Alpha (significance level)
Your threshold, set before running the test. If p < alpha, you reject H0. It represents the maximum false-positive rate you accept.
alpha = 0.05 → you accept a 5% risk of falsely concluding a difference exists.
Alternative hypothesis (H1)
What you expect if H0 is false. Must be stated before data collection. Two-tailed: a difference in any direction. One-tailed: a specific direction.
"Design B will yield significantly higher SUS scores than design A."
Between-subjects design
Different participants are assigned to each condition or group. Each person only experiences one version of the interface or task. Results reflect how distinct groups compare.
Group A (n=15) tests Design A; a separate Group B (n=15) tests Design B. → Use Mann-Whitney U or Independent t-test.
Cohen's d
Effect size for t-tests. The difference between two means expressed in standard deviation units.
d = 0.6 → the groups differ by 0.6 standard deviations — a medium effect.
Effect size
How large the difference is, independent of sample size. A result can be statistically significant but have a negligible effect. Always report alongside p.
Cohen's d: small=0.2, medium=0.5, large=0.8. Rank-biserial r: small=0.1, medium=0.3, large=0.5.
Formulating a hypothesis
Name both groups, the measure, and the expected relationship. H0 claims no difference. H1 states what you expect. Both must be written before collecting data.
H0: "Mean task time will not differ between A and B." H1: "Design B will result in lower task completion time than A."
Normal distribution (checking normality)
A bell-shaped distribution where most values cluster around the mean. Parametric tests (t-tests) assume data is approximately normally distributed. For small samples (<30) this matters more; with n ≥ 30 the Central Limit Theorem often compensates.
"SUS scores from 8 participants should not be assumed normal — use Wilcoxon instead."
How to check with descriptive stats:
Skewness: values between −1 and +1 suggest approximate symmetry. Values beyond ±2 indicate strong skew.
Kurtosis: values near 0 (excess kurtosis) suggest normal tails. Beyond ±2 is a concern.
Mean ≈ Median: if they are close, the distribution is roughly symmetric.
Range check: if min/max are near the theoretical bounds of your scale, data may be bounded — not normal.
In practice: for n < 15, always prefer non-parametric tests. For n = 15–30, check skewness and mean vs. median. For n > 30, parametric tests are generally robust.
Non-parametric test
Does not assume normality. Works with ranks. Best for Likert scales, ordinal data, or small samples where normality cannot be verified.
SUS scores and task difficulty ratings (1–5) are ordinal — use Wilcoxon or Mann-Whitney.
Null hypothesis (H0)
Default assumption: no significant difference between groups. You are trying to find evidence strong enough to reject it.

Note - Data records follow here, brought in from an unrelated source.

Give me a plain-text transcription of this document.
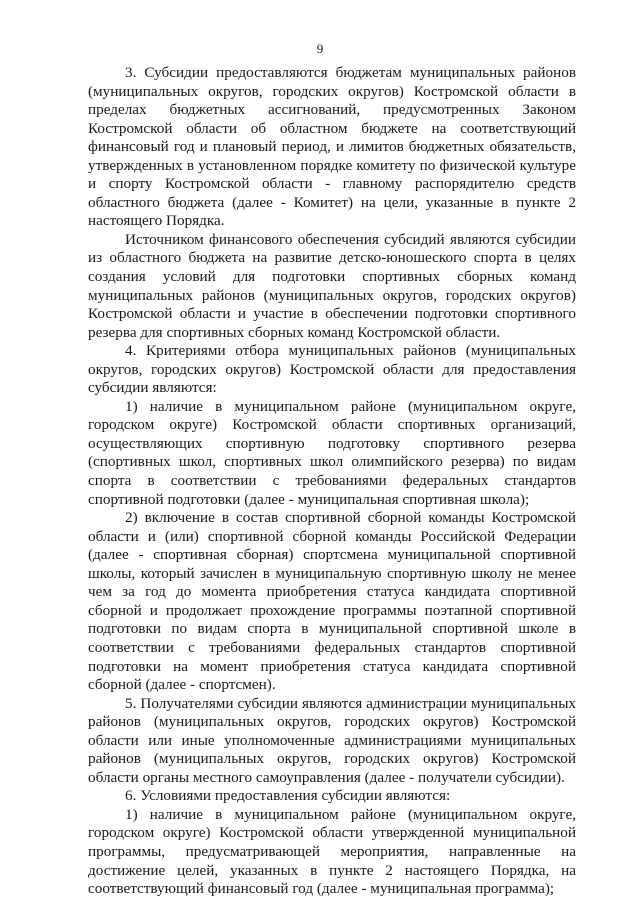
9

3. Субсидии предоставляются бюджетам муниципальных районов (муниципальных округов, городских округов) Костромской области в пределах бюджетных ассигнований, предусмотренных Законом Костромской области об областном бюджете на соответствующий финансовый год и плановый период, и лимитов бюджетных обязательств, утвержденных в установленном порядке комитету по физической культуре и спорту Костромской области - главному распорядителю средств областного бюджета (далее - Комитет) на цели, указанные в пункте 2 настоящего Порядка.

Источником финансового обеспечения субсидий являются субсидии из областного бюджета на развитие детско-юношеского спорта в целях создания условий для подготовки спортивных сборных команд муниципальных районов (муниципальных округов, городских округов) Костромской области и участие в обеспечении подготовки спортивного резерва для спортивных сборных команд Костромской области.

4. Критериями отбора муниципальных районов (муниципальных округов, городских округов) Костромской области для предоставления субсидии являются:

1) наличие в муниципальном районе (муниципальном округе, городском округе) Костромской области спортивных организаций, осуществляющих спортивную подготовку спортивного резерва (спортивных школ, спортивных школ олимпийского резерва) по видам спорта в соответствии с требованиями федеральных стандартов спортивной подготовки (далее - муниципальная спортивная школа);

2) включение в состав спортивной сборной команды Костромской области и (или) спортивной сборной команды Российской Федерации (далее - спортивная сборная) спортсмена муниципальной спортивной школы, который зачислен в муниципальную спортивную школу не менее чем за год до момента приобретения статуса кандидата спортивной сборной и продолжает прохождение программы поэтапной спортивной подготовки по видам спорта в муниципальной спортивной школе в соответствии с требованиями федеральных стандартов спортивной подготовки на момент приобретения статуса кандидата спортивной сборной (далее - спортсмен).

5. Получателями субсидии являются администрации муниципальных районов (муниципальных округов, городских округов) Костромской области или иные уполномоченные администрациями муниципальных районов (муниципальных округов, городских округов) Костромской области органы местного самоуправления (далее - получатели субсидии).

6. Условиями предоставления субсидии являются:

1) наличие в муниципальном районе (муниципальном округе, городском округе) Костромской области утвержденной муниципальной программы, предусматривающей мероприятия, направленные на достижение целей, указанных в пункте 2 настоящего Порядка, на соответствующий финансовый год (далее - муниципальная программа);
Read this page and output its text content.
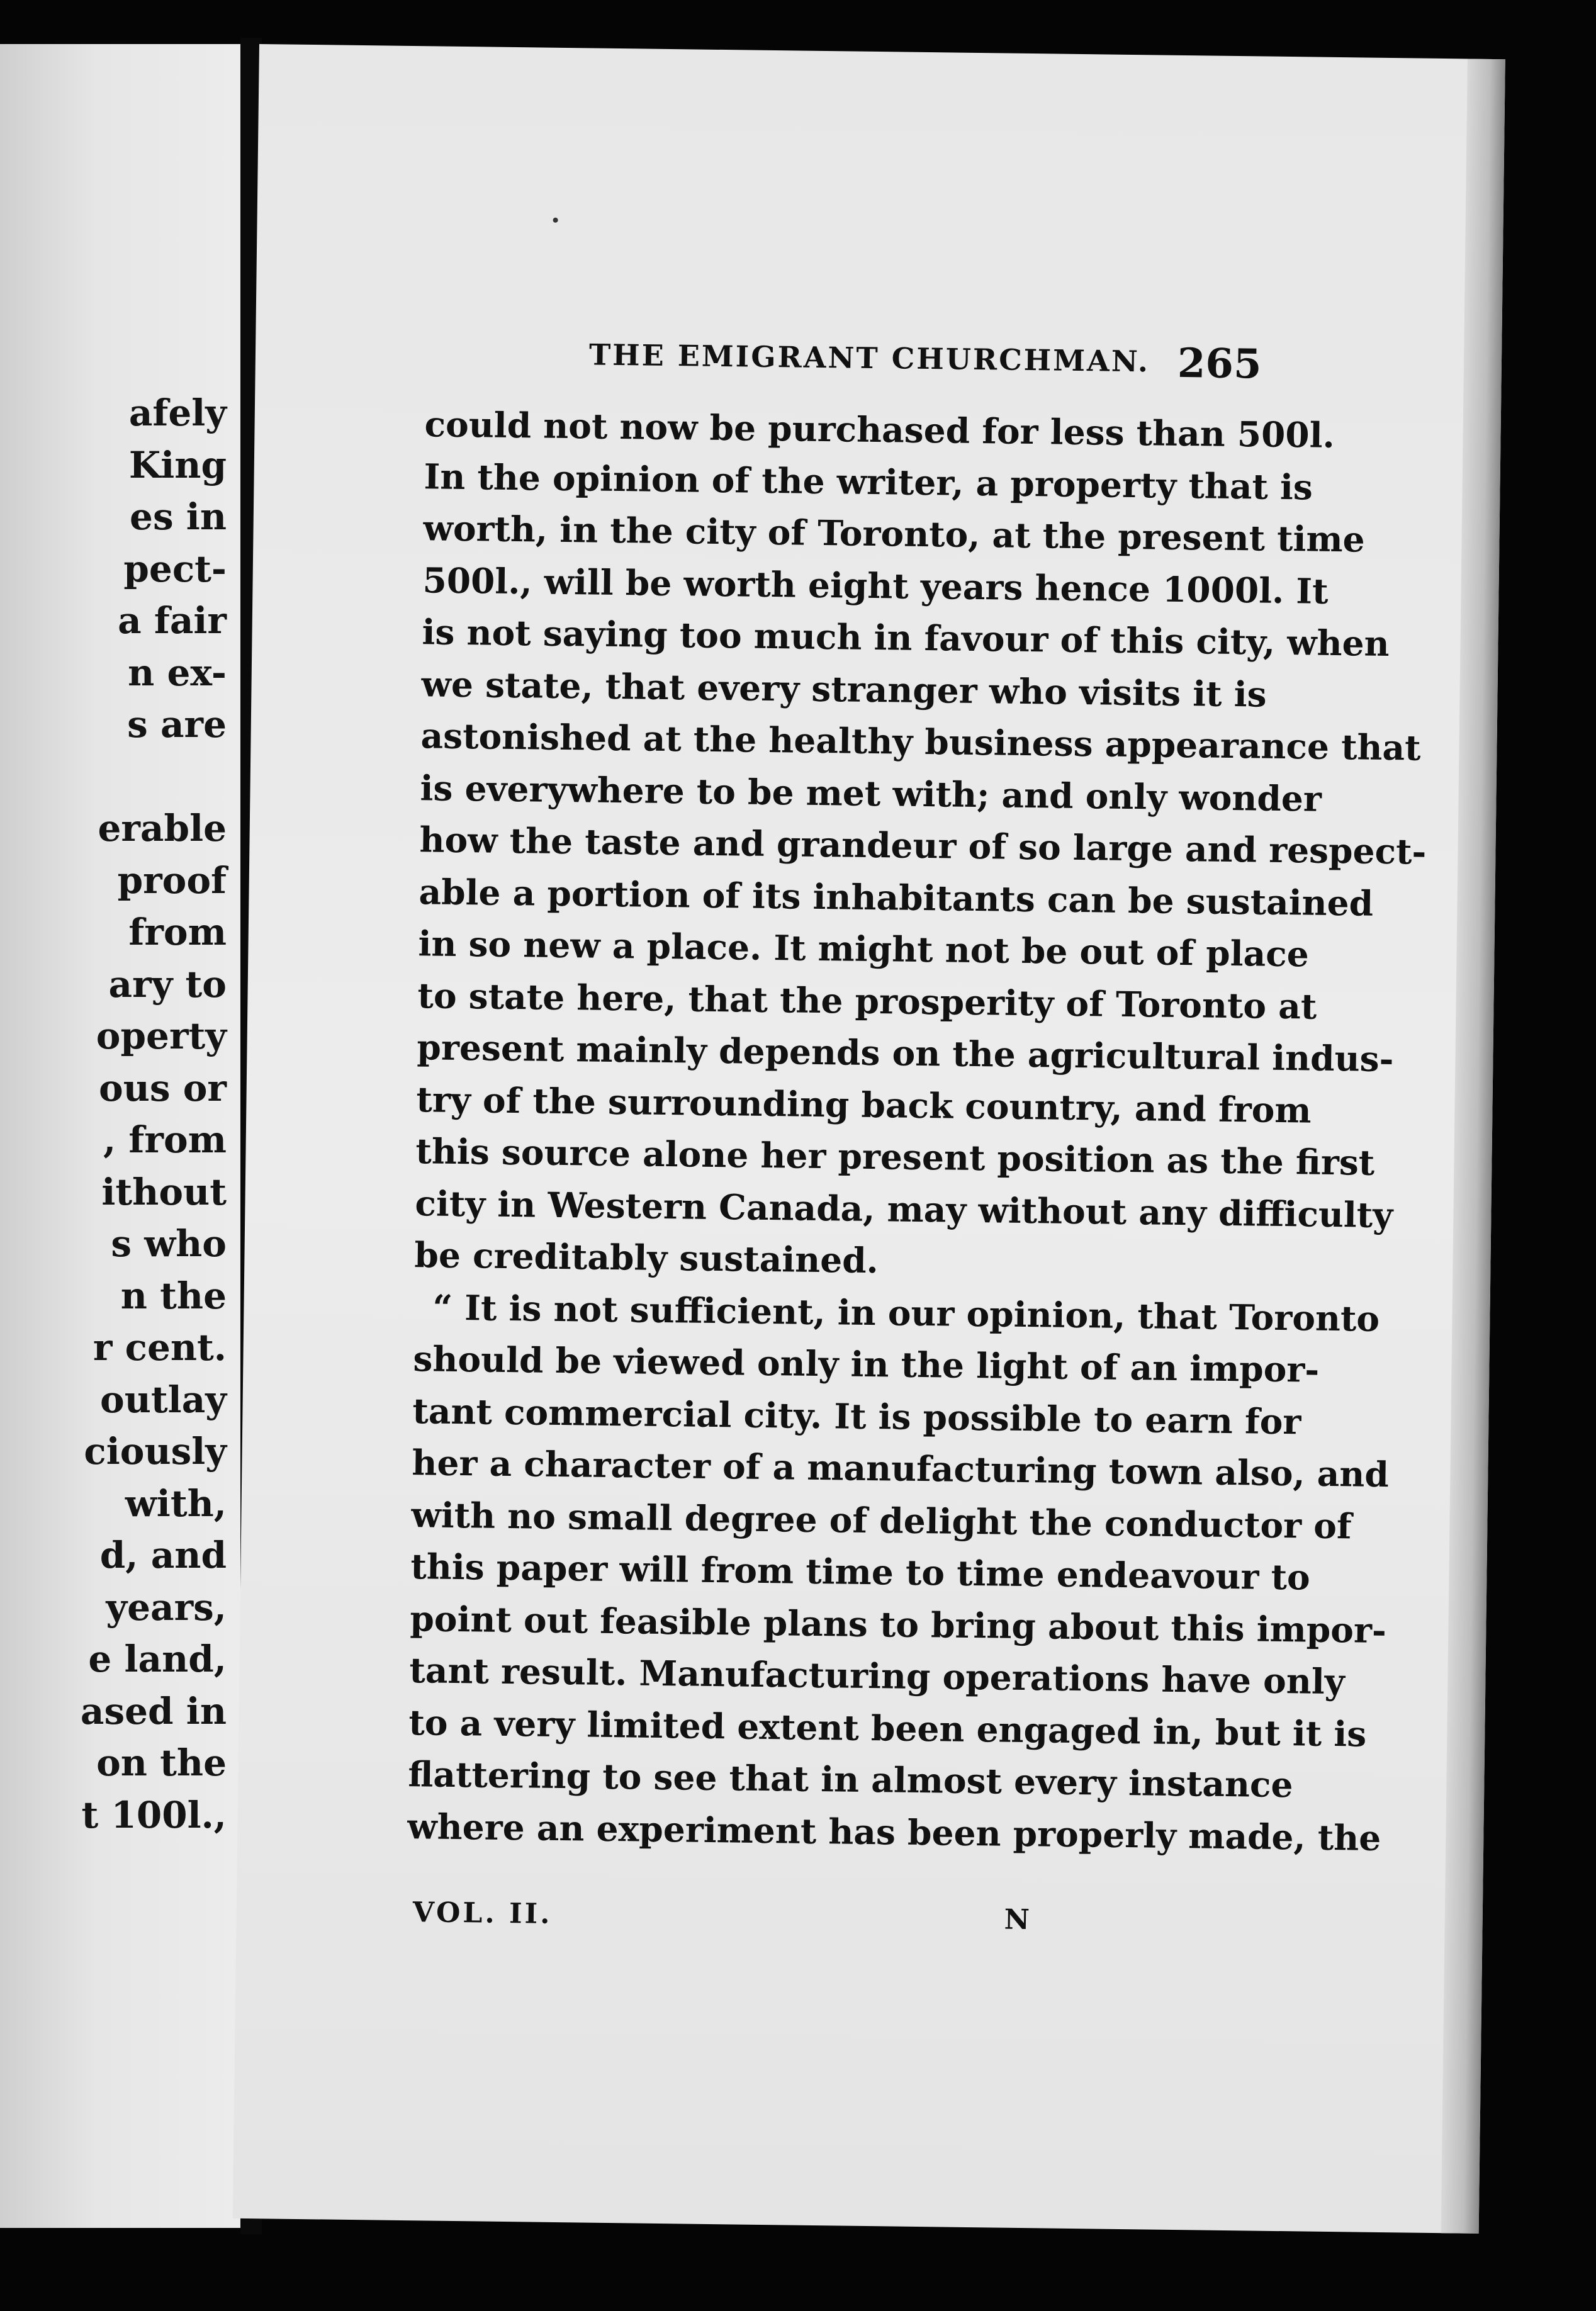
afely
King
es in
pect-
a fair
n ex-
s are
erable
proof
from
ary to
operty
ous or
, from
ithout
s who
n the
r cent.
outlay
ciously
with,
d, and
years,
e land,
ased in
on the
t 100l.,
THE EMIGRANT CHURCHMAN. 265
could not now be purchased for less than 500l.
In the opinion of the writer, a property that is
worth, in the city of Toronto, at the present time
500l., will be worth eight years hence 1000l. It
is not saying too much in favour of this city, when
we state, that every stranger who visits it is
astonished at the healthy business appearance that
is everywhere to be met with; and only wonder
how the taste and grandeur of so large and respect-
able a portion of its inhabitants can be sustained
in so new a place. It might not be out of place
to state here, that the prosperity of Toronto at
present mainly depends on the agricultural indus-
try of the surrounding back country, and from
this source alone her present position as the first
city in Western Canada, may without any difficulty
be creditably sustained.
“ It is not sufficient, in our opinion, that Toronto
should be viewed only in the light of an impor-
tant commercial city. It is possible to earn for
her a character of a manufacturing town also, and
with no small degree of delight the conductor of
this paper will from time to time endeavour to
point out feasible plans to bring about this impor-
tant result. Manufacturing operations have only
to a very limited extent been engaged in, but it is
flattering to see that in almost every instance
where an experiment has been properly made, the
VOL. II.	N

"There is no significant difference in SUS scores between design A and design B."
One-tailed test
Tests whether one specific group scores higher. Only valid if the direction was predicted before data collection. Using it post-hoc inflates Type I error.
H1: "Design B will score higher than Design A on ease of use."
p-value
Probability of observing a result at least as extreme as yours if H0 were true. A small p-value means the data is unlikely under the null hypothesis.
p = 0.03 → 3% chance of seeing this difference (or larger) if no real effect exists.
Paired vs. independent
Paired: same participants in both conditions. Independent: different participants per group. Choosing the wrong structure invalidates the test.
Paired: 12 users rate both A and B. Independent: 12 users rate A, a different 12 rate B.
Rank-biserial r
Effect size for Wilcoxon and Mann-Whitney. Ranges 0–1, indicating how consistently one group outranks the other.
r = 0.4 → moderate tendency for one group to score higher in pairwise comparisons.
Two-tailed test
Tests whether groups differ in any direction. Use when you have no prior directional hypothesis.
H1: "The two interfaces differ in usability scores."
Within-subjects design
The same participants complete both conditions. Also called a repeated-measures design. Controls for individual differences, making the test more sensitive with fewer participants.
12 users rate Design A, then later rate Design B — same people, both conditions. → Use Wilcoxon signed-rank or Paired t-test.